To my relief, he didn’t ask about me, or Elise. He didn’t mention the tabloid reports, although I was sure he knew what had happened. He didn’t even ask why I’d come. Instead, he talked about the refugee children. Armando had been sent back to Guatemala, but new children had arrived at the shelter. There were teenage brothers who’d ridden atop a freight train through Mexico, along with hundreds of others. The migrants called it El Tren de la Muerte, he said. The brothers had seen a man fall between the train cars and be decapitated. Most of the other migrants on the train had been detained, but the boys had escaped. They’d arrived at the shelter with bleeding cuts on their soles of their feet. They were likely to be deported after their cases were reviewed, Paul said. In the meantime, he wanted to get more of their story on film. He wanted to document their pursuit of asylum in the United States. Also, he was beginning to think he needed to go to Central America himself.
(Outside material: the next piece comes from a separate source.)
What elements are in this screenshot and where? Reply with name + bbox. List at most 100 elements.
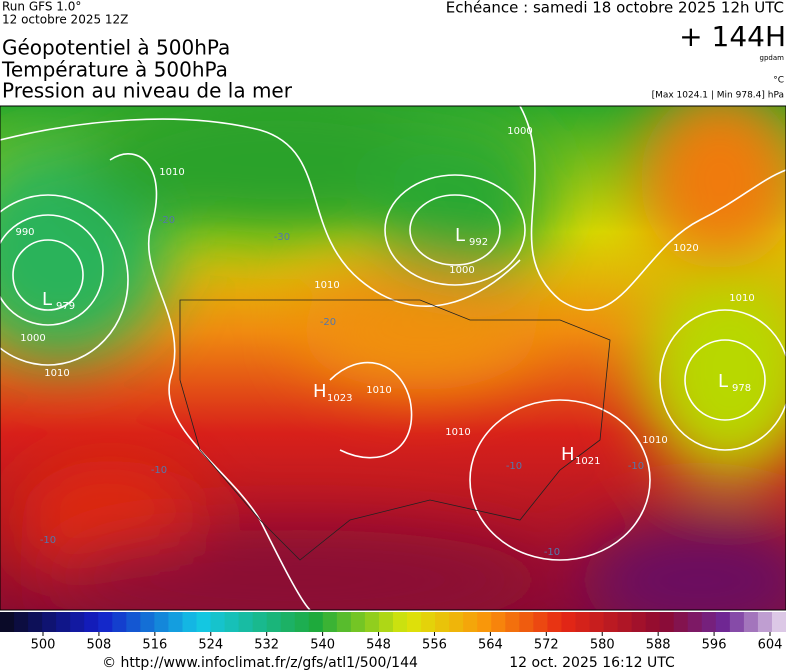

“I want to structure the film as a dual narrative, if I can,” he said, “following one child trying to emigrate to the United States and another child who’s already here, going through the system. The footage would alternate between their stories. But I’d have to go down there in person to follow the journey, to show what they’re escaping from. It might be impossible to do it without endangering them or risking my own life. But I can’t make a responsible film without actually being there.”
“But that’s crazy. You’ll be killed.”
He shrugged and lifted his tea mug. “Not necessarily. Other people have done it.
Plenty of journalists have gone down there to report. The BBC has footage of kids sniffing glue in San Pedro Sula, kids working in the dumps, bodies lying in the street. It’s already been filmed. It’s already out there, but people aren’t seeing it. That’s because no one’s bothered to make a commercial, full-length film yet, something people will actually go watch. If I want to do it right, I have to go myself and get my own footage. I have to ride the Train of Death, so to speak.”
He smiled through the steam of his tea, and I felt a mix of aversion and awe, along with a flash of regret that I’d never introduced him to you, Elise. I was sure you’d never met anyone like him and probably never would.
You called me at eight the next morning. I shouldn’t have been surprised that you’d seen the tabloid hysteria by now. There was no safe place anywhere, not even in your island paradise. It must have been the middle of the night for you when you called. You must have been suffering, waiting until the hour I’d be awake to answer the phone. I let the call go to voicemail and listened to the message later, while Paul was in the shower. I could barely make out your words, you were sobbing so noisily.
“I know it was Jessica Starck who did it,” you gasped. “It’s obvious, because she talked about Cecconi’s. She doesn’t even care that I know. I’m going to talk to my lawyer about suing her. It’s libel or slander or one of those. That evil, malicious bitch.” There was a jumbled pause, in which you might have wiped your nose, collected yourself. “Call me back, Abby. I really need to talk to you.”